If so, that pretty much clinches it; you will need a general time
series implementation. Data can be either included directly in the
event, or pointed to as external data; the same data model should
be used for both cases (most of it can probably be omitted for the
simpler cases of directly included data). The external version will
require more complete dataset metadata, similar to what we already
have for SSA. While formally specifying the data model and supporting
multiple serializations may not be a requirement (for VOEvent at
least), it is highly desirable.
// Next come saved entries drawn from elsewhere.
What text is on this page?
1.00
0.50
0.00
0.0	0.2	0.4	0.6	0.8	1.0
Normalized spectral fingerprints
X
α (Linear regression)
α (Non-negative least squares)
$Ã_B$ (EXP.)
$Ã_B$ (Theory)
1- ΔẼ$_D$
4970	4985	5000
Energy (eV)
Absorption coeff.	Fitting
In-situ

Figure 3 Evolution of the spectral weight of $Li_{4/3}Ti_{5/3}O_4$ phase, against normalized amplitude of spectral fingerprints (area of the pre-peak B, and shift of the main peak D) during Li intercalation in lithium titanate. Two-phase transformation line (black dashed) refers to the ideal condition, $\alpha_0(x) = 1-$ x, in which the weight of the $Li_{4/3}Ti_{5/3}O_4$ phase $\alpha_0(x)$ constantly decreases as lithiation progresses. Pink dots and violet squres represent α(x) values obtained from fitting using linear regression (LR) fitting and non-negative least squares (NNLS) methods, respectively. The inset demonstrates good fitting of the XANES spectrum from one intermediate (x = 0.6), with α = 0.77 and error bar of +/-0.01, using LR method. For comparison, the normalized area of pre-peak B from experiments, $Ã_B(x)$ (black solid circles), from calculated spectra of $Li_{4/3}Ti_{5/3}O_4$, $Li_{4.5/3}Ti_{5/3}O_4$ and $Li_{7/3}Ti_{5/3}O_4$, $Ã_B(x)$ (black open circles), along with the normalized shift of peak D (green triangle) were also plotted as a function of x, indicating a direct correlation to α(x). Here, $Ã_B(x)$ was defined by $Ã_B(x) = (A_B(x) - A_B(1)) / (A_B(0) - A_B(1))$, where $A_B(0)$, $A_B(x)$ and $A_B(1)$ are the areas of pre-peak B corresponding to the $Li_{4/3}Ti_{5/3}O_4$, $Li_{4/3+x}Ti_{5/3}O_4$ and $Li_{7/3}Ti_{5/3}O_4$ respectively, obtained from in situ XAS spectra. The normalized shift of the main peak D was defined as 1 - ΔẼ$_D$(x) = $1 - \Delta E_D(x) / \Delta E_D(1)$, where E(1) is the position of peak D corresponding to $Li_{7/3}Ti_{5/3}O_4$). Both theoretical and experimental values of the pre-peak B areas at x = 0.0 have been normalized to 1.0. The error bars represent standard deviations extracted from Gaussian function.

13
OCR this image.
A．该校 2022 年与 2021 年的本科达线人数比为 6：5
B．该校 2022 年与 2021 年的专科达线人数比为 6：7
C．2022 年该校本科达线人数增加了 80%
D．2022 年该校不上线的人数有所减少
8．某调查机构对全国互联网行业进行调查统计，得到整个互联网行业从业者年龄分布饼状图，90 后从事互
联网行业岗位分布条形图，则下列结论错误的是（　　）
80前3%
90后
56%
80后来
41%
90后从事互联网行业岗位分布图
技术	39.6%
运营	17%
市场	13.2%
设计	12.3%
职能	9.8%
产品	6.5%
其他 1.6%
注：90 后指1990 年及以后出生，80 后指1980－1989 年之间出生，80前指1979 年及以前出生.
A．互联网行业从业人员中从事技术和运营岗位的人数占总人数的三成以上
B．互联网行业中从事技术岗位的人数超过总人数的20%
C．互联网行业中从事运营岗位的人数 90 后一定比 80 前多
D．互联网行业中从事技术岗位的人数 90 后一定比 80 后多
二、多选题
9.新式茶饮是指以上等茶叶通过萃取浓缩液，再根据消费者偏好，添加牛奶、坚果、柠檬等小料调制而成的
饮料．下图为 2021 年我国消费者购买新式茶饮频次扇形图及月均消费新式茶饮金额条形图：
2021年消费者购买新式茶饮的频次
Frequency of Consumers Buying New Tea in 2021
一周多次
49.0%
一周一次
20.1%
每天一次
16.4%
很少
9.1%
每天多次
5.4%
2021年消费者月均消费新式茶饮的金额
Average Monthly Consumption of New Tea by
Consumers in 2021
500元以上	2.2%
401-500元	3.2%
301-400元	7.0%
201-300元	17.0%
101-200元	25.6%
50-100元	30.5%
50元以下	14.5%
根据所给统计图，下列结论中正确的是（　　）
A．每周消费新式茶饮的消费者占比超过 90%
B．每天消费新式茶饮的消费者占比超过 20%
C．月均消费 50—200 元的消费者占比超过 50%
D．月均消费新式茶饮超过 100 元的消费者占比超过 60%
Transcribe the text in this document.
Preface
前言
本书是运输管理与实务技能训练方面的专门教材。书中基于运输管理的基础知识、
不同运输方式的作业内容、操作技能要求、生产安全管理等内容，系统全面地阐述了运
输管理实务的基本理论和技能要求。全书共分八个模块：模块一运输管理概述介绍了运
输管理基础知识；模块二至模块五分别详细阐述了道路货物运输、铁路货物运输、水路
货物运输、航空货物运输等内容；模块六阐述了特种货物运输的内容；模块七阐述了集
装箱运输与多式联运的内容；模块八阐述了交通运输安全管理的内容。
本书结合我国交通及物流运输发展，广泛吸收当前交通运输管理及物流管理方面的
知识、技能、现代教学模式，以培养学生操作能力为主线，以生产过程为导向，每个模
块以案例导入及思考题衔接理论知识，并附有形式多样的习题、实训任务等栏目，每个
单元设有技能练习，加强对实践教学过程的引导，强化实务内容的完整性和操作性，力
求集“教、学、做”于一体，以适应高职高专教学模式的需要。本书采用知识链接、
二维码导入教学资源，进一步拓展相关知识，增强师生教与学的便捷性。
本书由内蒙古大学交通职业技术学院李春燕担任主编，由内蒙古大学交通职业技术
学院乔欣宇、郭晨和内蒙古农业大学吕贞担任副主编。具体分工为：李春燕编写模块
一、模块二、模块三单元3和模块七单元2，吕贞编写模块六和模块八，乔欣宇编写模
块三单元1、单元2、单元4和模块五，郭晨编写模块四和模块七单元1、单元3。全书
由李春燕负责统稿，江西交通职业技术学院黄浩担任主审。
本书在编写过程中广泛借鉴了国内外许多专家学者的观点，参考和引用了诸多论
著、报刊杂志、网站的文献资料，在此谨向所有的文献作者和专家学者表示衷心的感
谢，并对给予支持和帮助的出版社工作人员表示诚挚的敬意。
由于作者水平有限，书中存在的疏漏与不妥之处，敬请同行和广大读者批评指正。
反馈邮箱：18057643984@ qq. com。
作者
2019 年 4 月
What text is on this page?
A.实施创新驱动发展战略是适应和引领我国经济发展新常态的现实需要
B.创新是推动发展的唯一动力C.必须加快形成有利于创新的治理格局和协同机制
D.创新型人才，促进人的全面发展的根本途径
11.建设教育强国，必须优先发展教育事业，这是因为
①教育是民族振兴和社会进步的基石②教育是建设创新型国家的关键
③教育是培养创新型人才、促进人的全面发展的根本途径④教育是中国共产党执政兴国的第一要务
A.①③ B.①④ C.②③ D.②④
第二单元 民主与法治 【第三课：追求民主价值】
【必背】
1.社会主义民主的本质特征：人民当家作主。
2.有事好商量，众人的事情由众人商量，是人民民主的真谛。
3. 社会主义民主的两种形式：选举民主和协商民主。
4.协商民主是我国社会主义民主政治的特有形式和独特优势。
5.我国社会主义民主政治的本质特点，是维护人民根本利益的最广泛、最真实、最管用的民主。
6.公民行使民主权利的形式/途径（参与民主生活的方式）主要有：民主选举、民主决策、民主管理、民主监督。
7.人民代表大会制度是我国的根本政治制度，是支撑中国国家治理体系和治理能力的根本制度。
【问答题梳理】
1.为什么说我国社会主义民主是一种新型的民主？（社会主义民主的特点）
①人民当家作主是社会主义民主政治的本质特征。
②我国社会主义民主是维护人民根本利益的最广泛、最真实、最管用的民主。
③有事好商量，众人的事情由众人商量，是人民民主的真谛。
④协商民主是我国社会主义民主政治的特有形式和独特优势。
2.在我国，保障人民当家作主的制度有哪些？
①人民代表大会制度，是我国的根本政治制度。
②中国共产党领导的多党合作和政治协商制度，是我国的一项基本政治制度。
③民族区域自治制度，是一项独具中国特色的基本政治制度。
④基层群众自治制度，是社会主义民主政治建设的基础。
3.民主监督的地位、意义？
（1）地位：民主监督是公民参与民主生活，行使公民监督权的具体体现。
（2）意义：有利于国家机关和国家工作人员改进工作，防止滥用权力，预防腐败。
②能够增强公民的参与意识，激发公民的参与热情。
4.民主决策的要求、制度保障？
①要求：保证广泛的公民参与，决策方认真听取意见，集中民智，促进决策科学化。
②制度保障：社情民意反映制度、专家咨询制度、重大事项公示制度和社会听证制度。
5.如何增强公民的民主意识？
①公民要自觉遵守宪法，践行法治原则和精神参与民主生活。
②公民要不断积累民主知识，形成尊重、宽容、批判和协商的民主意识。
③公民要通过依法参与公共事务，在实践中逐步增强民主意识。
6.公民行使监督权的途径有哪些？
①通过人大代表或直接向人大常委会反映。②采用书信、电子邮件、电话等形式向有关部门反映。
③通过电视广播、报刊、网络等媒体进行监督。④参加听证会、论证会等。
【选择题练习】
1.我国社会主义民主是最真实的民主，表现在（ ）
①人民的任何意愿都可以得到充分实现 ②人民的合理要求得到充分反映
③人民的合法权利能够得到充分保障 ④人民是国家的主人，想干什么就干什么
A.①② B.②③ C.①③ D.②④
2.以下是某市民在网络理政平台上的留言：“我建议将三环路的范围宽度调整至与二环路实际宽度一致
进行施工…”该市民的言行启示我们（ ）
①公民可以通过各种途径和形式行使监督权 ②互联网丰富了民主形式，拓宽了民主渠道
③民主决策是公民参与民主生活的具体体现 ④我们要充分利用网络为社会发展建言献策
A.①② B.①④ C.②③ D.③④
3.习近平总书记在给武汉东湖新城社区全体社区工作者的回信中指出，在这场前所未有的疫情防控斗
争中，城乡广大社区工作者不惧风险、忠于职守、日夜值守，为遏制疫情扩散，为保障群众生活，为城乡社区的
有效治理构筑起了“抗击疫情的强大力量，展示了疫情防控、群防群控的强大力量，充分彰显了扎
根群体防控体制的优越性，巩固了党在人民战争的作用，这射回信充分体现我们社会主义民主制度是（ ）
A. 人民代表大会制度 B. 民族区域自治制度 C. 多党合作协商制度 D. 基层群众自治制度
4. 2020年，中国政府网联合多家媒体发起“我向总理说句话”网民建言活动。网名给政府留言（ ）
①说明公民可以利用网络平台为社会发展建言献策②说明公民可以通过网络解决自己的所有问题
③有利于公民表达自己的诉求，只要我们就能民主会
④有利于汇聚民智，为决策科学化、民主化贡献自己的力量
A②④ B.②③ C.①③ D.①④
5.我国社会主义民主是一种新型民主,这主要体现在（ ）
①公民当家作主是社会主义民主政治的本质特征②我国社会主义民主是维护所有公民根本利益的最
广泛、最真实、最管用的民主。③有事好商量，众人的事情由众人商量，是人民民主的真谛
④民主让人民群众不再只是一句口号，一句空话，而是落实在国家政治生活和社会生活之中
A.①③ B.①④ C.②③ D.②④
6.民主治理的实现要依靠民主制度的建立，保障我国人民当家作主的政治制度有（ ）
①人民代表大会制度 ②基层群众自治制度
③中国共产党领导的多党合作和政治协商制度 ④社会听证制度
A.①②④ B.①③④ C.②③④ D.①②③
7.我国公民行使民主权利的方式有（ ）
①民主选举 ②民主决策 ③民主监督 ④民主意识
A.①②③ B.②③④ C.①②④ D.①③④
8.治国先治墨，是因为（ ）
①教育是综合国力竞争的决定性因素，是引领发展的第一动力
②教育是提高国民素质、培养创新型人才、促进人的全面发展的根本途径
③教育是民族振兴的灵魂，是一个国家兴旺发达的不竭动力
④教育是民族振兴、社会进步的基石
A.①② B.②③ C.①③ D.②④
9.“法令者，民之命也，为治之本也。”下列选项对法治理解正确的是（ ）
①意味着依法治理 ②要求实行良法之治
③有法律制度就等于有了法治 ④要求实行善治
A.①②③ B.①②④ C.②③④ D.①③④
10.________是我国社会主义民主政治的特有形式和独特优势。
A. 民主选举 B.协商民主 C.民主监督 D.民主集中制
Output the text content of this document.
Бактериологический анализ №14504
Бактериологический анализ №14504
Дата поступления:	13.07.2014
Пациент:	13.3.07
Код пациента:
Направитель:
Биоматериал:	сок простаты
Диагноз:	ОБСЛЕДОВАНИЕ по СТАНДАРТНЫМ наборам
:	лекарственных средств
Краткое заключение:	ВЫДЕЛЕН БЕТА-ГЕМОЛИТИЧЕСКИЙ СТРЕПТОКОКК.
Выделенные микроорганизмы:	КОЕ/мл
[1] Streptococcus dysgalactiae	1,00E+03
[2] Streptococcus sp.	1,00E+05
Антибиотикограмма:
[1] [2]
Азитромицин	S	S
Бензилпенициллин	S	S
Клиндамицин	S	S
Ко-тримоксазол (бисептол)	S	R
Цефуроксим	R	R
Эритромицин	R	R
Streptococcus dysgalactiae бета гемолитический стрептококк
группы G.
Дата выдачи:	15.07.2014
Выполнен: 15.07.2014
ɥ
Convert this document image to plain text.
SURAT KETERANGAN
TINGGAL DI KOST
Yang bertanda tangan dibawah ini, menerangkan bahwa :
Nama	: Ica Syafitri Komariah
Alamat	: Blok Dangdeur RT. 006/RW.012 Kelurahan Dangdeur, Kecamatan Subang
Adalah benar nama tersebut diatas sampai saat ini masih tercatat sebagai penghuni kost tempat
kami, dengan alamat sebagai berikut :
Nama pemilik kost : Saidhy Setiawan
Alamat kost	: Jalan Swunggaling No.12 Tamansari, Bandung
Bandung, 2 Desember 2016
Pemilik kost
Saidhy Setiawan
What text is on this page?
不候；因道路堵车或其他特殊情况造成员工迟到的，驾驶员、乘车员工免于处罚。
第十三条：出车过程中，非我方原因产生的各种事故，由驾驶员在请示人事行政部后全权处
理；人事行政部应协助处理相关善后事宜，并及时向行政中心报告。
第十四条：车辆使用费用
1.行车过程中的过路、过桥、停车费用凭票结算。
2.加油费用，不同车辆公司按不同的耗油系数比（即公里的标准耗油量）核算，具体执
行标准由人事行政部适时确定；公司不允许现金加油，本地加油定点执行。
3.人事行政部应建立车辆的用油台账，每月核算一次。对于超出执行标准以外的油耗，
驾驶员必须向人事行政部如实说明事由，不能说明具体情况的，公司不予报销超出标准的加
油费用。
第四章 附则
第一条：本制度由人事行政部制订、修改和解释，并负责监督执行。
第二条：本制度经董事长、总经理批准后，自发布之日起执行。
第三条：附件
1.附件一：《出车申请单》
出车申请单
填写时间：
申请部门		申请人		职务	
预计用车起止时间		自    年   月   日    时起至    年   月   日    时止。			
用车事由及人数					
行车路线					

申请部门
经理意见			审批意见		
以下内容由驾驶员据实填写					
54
Commonality with related standards
such as SSA is highly desirable if not a requirement.
> > how we avoid problems of source confusion if the data is merely retrieved
> > from some archive, and so forth.
>
> This seems a little less pertinent. VOEvent is more tied to the
> pipeline side of the business than to "static" archives. A bigger
> question is shelf life.
Sure, but where does this time series data come from? Is this observed
as part of the event detection, or is it retrieved from some archive
under the assumption that we know what source the event refers to?